Le sage Gerson s’efforce de marquer avec précision les excès dans lesquels donne chacune des deux écoles, de dire comment il les faut éviter, de reconnaître, également, ce qu’il y a de légitime dans les ambitions des Réalistes comme dans les précautions des Nominalistes ; mais à ceux-ci vont ses faveurs, à ceux-là ses rigueurs.
La confiance exagérée des métaphysiciens trouve souvent en lui un censeur sévère[1].
« Lorsqu’elle est véridique, la subtilité de ceux qui métaphysiquent consiste en une pénétrale analyse de l’être ; considéré selon son mode subjectif d’existence (esse objectale), pris d’une manière personnelle ou formelle. La grossière méthode des Terministes, s’ils voulaient être conséquents avec eux-mêmes, porterait seulement sur les concepts signifiés ou sur les manières de les signifier, en les prenant d’une façon toute matérielle ; de là vient et résulte que les métaphysiciens les dédaignent avec raison.

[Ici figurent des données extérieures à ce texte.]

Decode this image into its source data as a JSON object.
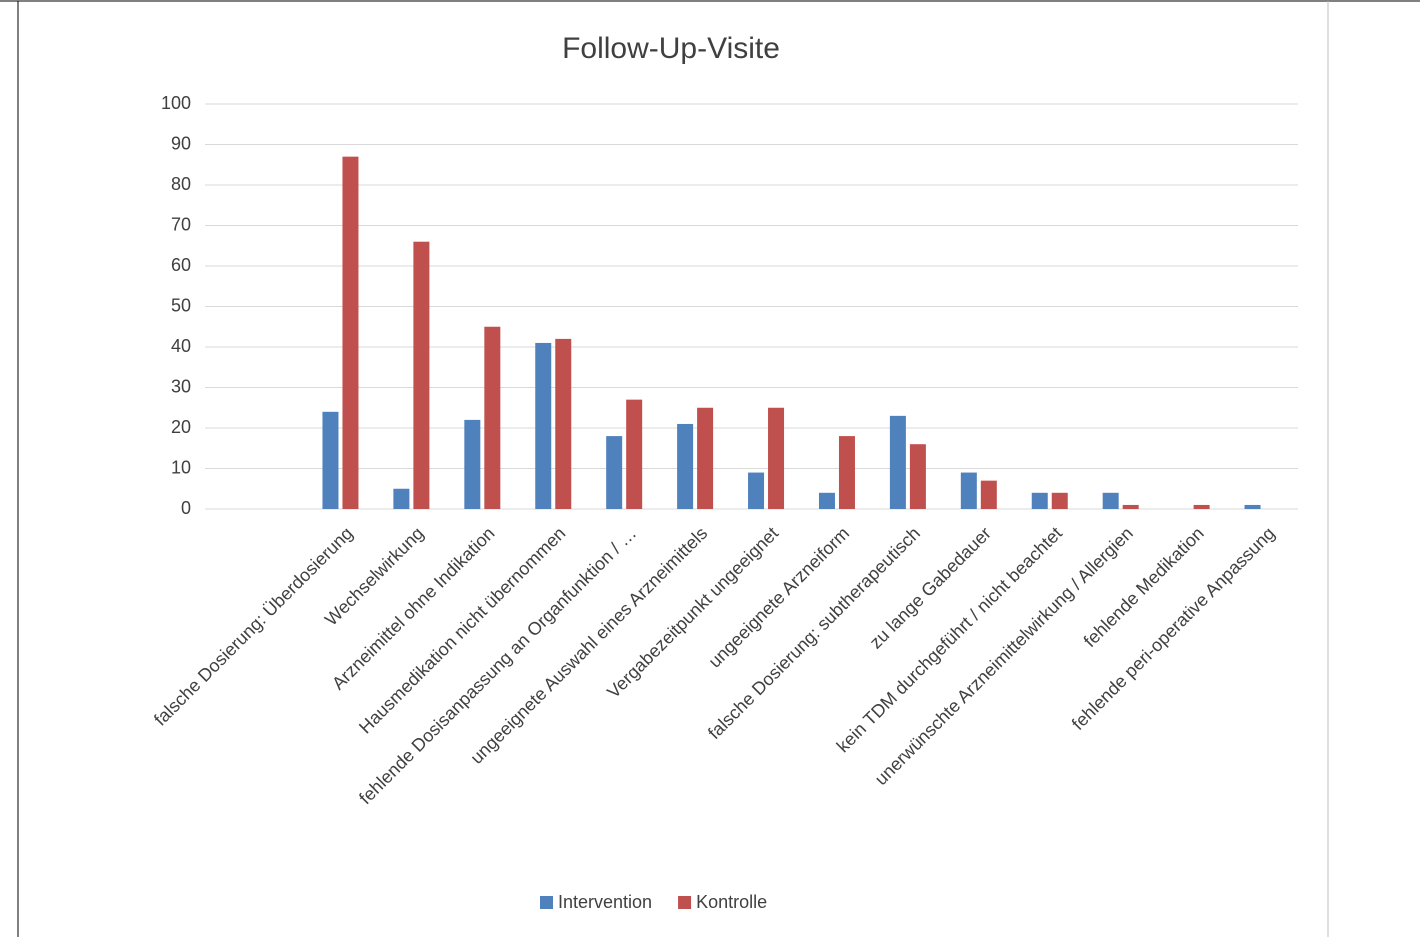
{
  "chart_data": {
    "type": "bar",
    "title": "Follow-Up-Visite",
    "categories": [
      "falsche Dosierung: Überdosierung",
      "Wechselwirkung",
      "Arzneimittel ohne Indikation",
      "Hausmedikation nicht übernommen",
      "fehlende Dosisanpassung an Organfunktion / …",
      "ungeeignete Auswahl eines Arzneimittels",
      "Vergabezeitpunkt ungeeignet",
      "ungeeignete Arzneiform",
      "falsche Dosierung: subtherapeutisch",
      "zu lange Gabedauer",
      "kein TDM durchgeführt / nicht beachtet",
      "unerwünschte Arzneimittelwirkung / Allergien",
      "fehlende Medikation",
      "fehlende peri-operative Anpassung"
    ],
    "series": [
      {
        "name": "Intervention",
        "color": "#4f81bd",
        "values": [
          24,
          5,
          22,
          41,
          18,
          21,
          9,
          4,
          23,
          9,
          4,
          4,
          0,
          1
        ]
      },
      {
        "name": "Kontrolle",
        "color": "#c0504d",
        "values": [
          87,
          66,
          45,
          42,
          27,
          25,
          25,
          18,
          16,
          7,
          4,
          1,
          1,
          0
        ]
      }
    ],
    "ylim": [
      0,
      100
    ],
    "yticks": [
      0,
      10,
      20,
      30,
      40,
      50,
      60,
      70,
      80,
      90,
      100
    ],
    "grid": true,
    "legend": "bottom"
  }
}
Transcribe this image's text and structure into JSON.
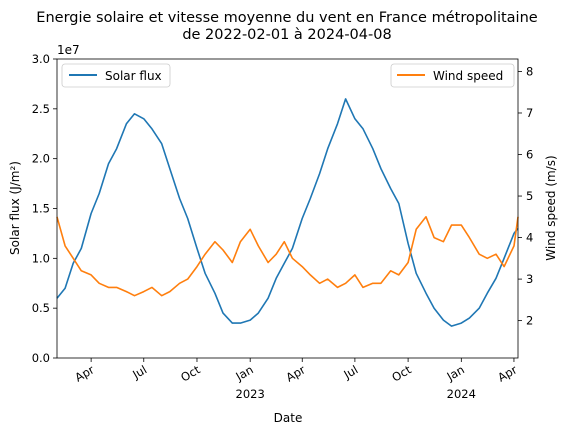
{
  "chart_data": {
    "type": "line",
    "title": "Energie solaire et vitesse moyenne du vent en France métropolitaine",
    "subtitle": "de 2022-02-01 à 2024-04-08",
    "xlabel": "Date",
    "x_range": [
      "2022-02-01",
      "2024-04-08"
    ],
    "x_ticks": [
      {
        "date": "2022-04-01",
        "label": "Apr",
        "label2": ""
      },
      {
        "date": "2022-07-01",
        "label": "Jul",
        "label2": ""
      },
      {
        "date": "2022-10-01",
        "label": "Oct",
        "label2": ""
      },
      {
        "date": "2023-01-01",
        "label": "Jan",
        "label2": "2023"
      },
      {
        "date": "2023-04-01",
        "label": "Apr",
        "label2": ""
      },
      {
        "date": "2023-07-01",
        "label": "Jul",
        "label2": ""
      },
      {
        "date": "2023-10-01",
        "label": "Oct",
        "label2": ""
      },
      {
        "date": "2024-01-01",
        "label": "Jan",
        "label2": "2024"
      },
      {
        "date": "2024-04-01",
        "label": "Apr",
        "label2": ""
      }
    ],
    "y_left": {
      "label": "Solar flux (J/m²)",
      "offset_text": "1e7",
      "ylim": [
        0,
        30000000
      ],
      "ticks": [
        0,
        5000000,
        10000000,
        15000000,
        20000000,
        25000000,
        30000000
      ],
      "tick_labels": [
        "0.0",
        "0.5",
        "1.0",
        "1.5",
        "2.0",
        "2.5",
        "3.0"
      ],
      "color": "#1f77b4"
    },
    "y_right": {
      "label": "Wind speed (m/s)",
      "ylim": [
        1.1,
        8.3
      ],
      "ticks": [
        2,
        3,
        4,
        5,
        6,
        7,
        8
      ],
      "tick_labels": [
        "2",
        "3",
        "4",
        "5",
        "6",
        "7",
        "8"
      ],
      "color": "#ff7f0e"
    },
    "series": [
      {
        "name": "Solar flux",
        "axis": "left",
        "color": "#1f77b4",
        "x": [
          "2022-02-01",
          "2022-02-15",
          "2022-03-01",
          "2022-03-15",
          "2022-04-01",
          "2022-04-15",
          "2022-05-01",
          "2022-05-15",
          "2022-06-01",
          "2022-06-15",
          "2022-07-01",
          "2022-07-15",
          "2022-08-01",
          "2022-08-15",
          "2022-09-01",
          "2022-09-15",
          "2022-10-01",
          "2022-10-15",
          "2022-11-01",
          "2022-11-15",
          "2022-12-01",
          "2022-12-15",
          "2023-01-01",
          "2023-01-15",
          "2023-02-01",
          "2023-02-15",
          "2023-03-01",
          "2023-03-15",
          "2023-04-01",
          "2023-04-15",
          "2023-05-01",
          "2023-05-15",
          "2023-06-01",
          "2023-06-15",
          "2023-07-01",
          "2023-07-15",
          "2023-08-01",
          "2023-08-15",
          "2023-09-01",
          "2023-09-15",
          "2023-10-01",
          "2023-10-15",
          "2023-11-01",
          "2023-11-15",
          "2023-12-01",
          "2023-12-15",
          "2024-01-01",
          "2024-01-15",
          "2024-02-01",
          "2024-02-15",
          "2024-03-01",
          "2024-03-15",
          "2024-04-01",
          "2024-04-08"
        ],
        "values": [
          6000000,
          7000000,
          9500000,
          11000000,
          14500000,
          16500000,
          19500000,
          21000000,
          23500000,
          24500000,
          24000000,
          23000000,
          21500000,
          19000000,
          16000000,
          14000000,
          11000000,
          8500000,
          6500000,
          4500000,
          3500000,
          3500000,
          3800000,
          4500000,
          6000000,
          8000000,
          9500000,
          11000000,
          14000000,
          16000000,
          18500000,
          21000000,
          23500000,
          26000000,
          24000000,
          23000000,
          21000000,
          19000000,
          17000000,
          15500000,
          11500000,
          8500000,
          6500000,
          5000000,
          3800000,
          3200000,
          3500000,
          4000000,
          5000000,
          6500000,
          8000000,
          10000000,
          12500000,
          13000000
        ]
      },
      {
        "name": "Wind speed",
        "axis": "right",
        "color": "#ff7f0e",
        "x": [
          "2022-02-01",
          "2022-02-15",
          "2022-03-01",
          "2022-03-15",
          "2022-04-01",
          "2022-04-15",
          "2022-05-01",
          "2022-05-15",
          "2022-06-01",
          "2022-06-15",
          "2022-07-01",
          "2022-07-15",
          "2022-08-01",
          "2022-08-15",
          "2022-09-01",
          "2022-09-15",
          "2022-10-01",
          "2022-10-15",
          "2022-11-01",
          "2022-11-15",
          "2022-12-01",
          "2022-12-15",
          "2023-01-01",
          "2023-01-15",
          "2023-02-01",
          "2023-02-15",
          "2023-03-01",
          "2023-03-15",
          "2023-04-01",
          "2023-04-15",
          "2023-05-01",
          "2023-05-15",
          "2023-06-01",
          "2023-06-15",
          "2023-07-01",
          "2023-07-15",
          "2023-08-01",
          "2023-08-15",
          "2023-09-01",
          "2023-09-15",
          "2023-10-01",
          "2023-10-15",
          "2023-11-01",
          "2023-11-15",
          "2023-12-01",
          "2023-12-15",
          "2024-01-01",
          "2024-01-15",
          "2024-02-01",
          "2024-02-15",
          "2024-03-01",
          "2024-03-15",
          "2024-04-01",
          "2024-04-08"
        ],
        "values": [
          4.5,
          3.8,
          3.5,
          3.2,
          3.1,
          2.9,
          2.8,
          2.8,
          2.7,
          2.6,
          2.7,
          2.8,
          2.6,
          2.7,
          2.9,
          3.0,
          3.3,
          3.6,
          3.9,
          3.7,
          3.4,
          3.9,
          4.2,
          3.8,
          3.4,
          3.6,
          3.9,
          3.5,
          3.3,
          3.1,
          2.9,
          3.0,
          2.8,
          2.9,
          3.1,
          2.8,
          2.9,
          2.9,
          3.2,
          3.1,
          3.4,
          4.2,
          4.5,
          4.0,
          3.9,
          4.3,
          4.3,
          4.0,
          3.6,
          3.5,
          3.6,
          3.3,
          3.8,
          4.5
        ]
      }
    ],
    "legend": [
      {
        "name": "Solar flux",
        "placement": "top-left",
        "color": "#1f77b4"
      },
      {
        "name": "Wind speed",
        "placement": "top-right",
        "color": "#ff7f0e"
      }
    ],
    "grid": false
  }
}
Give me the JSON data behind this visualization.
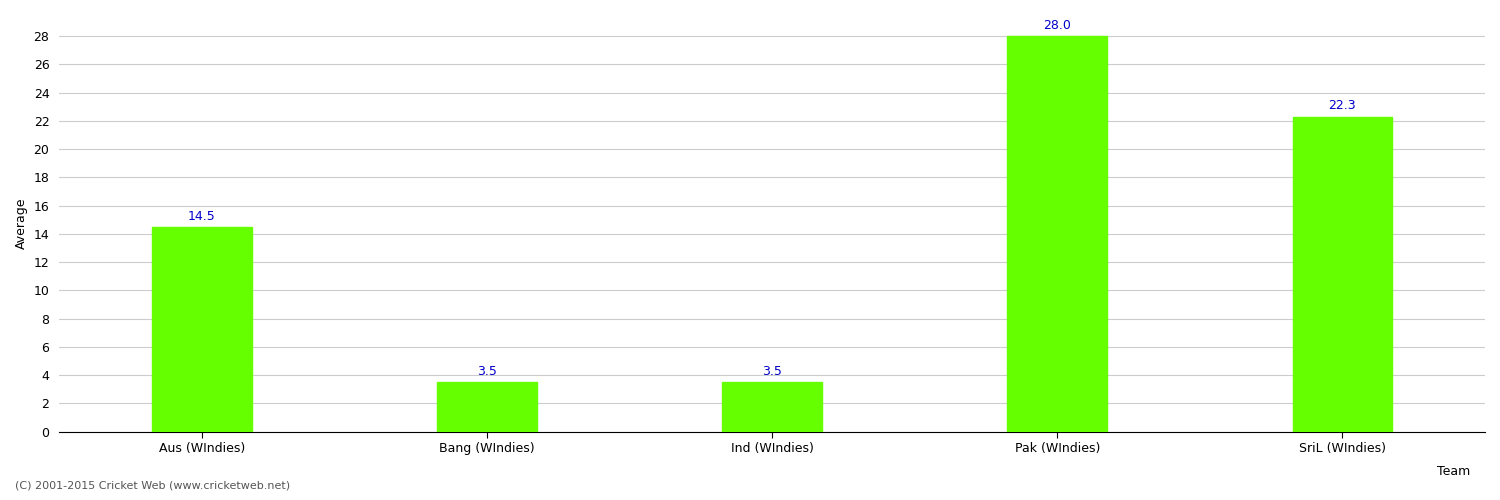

» Mais si, dans les choses mêmes, prises dans leur existence réelle, la subtilité des métaphysiciens prétend trouver un être tout semblable à celui qu’elles ont dans leur existence subjective, elle n’est plus subtilité, mais stupidité et démence. Qu’est-ce que la démence, en effet ? Ne consiste-t-elle pas à juger que les choses sont au dehors ce qu’elles sont dans l’imagination ? C’est ce qui se produit chez les fous, les hallucinés et les rêveurs. Ils rêvent tout éveillés, ceux qui prennent les images des choses pour les choses mêmes. »
La terminologie, compliquée sans nécessité, qu’introduisaient les métaphysiciens et, particulièrement, les Scotistes, déplaît fort au chancelier :
« La foi la plus saine, dit-il[2], et toute la Métaphysique nous ont appris que Dieu est très simple, qu’en lui, la simplicité atteint au plus haut degré que nous soyons capables d’imaginer. Cela étant donné, à quoi bon prendre cette essence absolument une et, au moyen de formes métaphysiques, de quiddités, de raisons idéales, de mille façons d’imaginer, y pratiquer des distinctions, des divisions, des compositions, des séparations
- ↑ Johannis Gerson De concordia Metaphysicæ cum Logica propositiones quinquaginta. Vigilia Nativitatis, Anno MCCCCXVI. (Johannis Gerson Opera, éd. cit., pars IV, XX, K.)
- ↑ Johannis Gerson Lectiones duæ quarum initium est : Pænitemini. Anno MCCCCII. Secunda lectio, quinta consideratio. (Johannis Gerson Opera, éd. cit., pars IV, XIII, C, D, E.)